Hey there,
I've been wondering if there is any image editor out there (or maybe a plug-in for an existing image editor), preferably freeware, where the user can press or hold a key to activate a zoom reticle over a very localized area.
The point being: while helping my users via remote control, I often want to take screenshots of a specific window to document the issues they're having, however I can't exactly do that with Alt+Printscreen due to the active window on my end being the remote control software's.

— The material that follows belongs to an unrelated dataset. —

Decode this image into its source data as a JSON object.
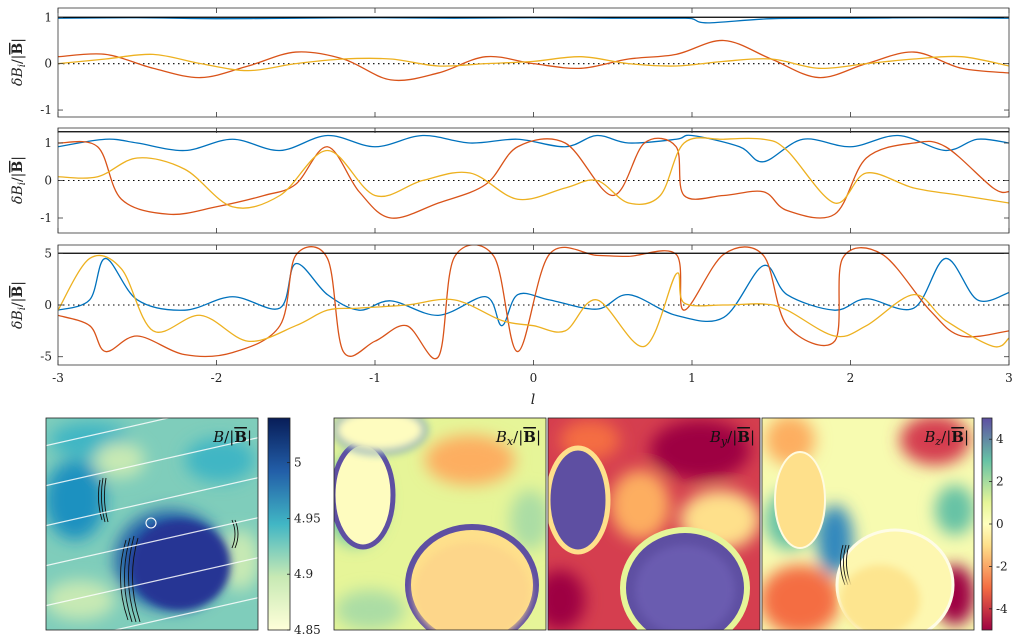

So what I do is take screenshots of my whole monitor, which I then have to crop as I want to show only the relevant window(s).
However, I'm a bit of a maniac when it comes to cropping, and as much as possible, I want to avoid having a few lines of pixels that aren't part of the window showing on the edges, or the window's picture to have missing pixels — yeah, I should probably take some kind of medication for that ^^'.
So I use the zoom feature from whichever picture editor I have at hand, so I can see the individual pixels while making my rectangular selection, but then the whole picture is zoomed in and unless it's actually quite small, I can't see both the top left and bottom right corner at the same time, which is annoying.
Thus the idea of a zoom reticle which could be activated and deactivated with a keypress (or by holding a key).
I did try using Windows' magnifying glass, but its zoom is blurry and not "pixel perfect" — I guess they wanted it to have some kind of antialiasing.
Does anyone know of an image editor which includes that feature, or has/could have a plug-in which does that?
Failing that, maybe an alternate magnifying glass software which could be enabled and disabled from the keyboard (so I don't need to move the mouse to disable it), and if possible would even allow slowing the mouse movement when it's active? Obviously, it should allow to see exactly where the mouse cursor is.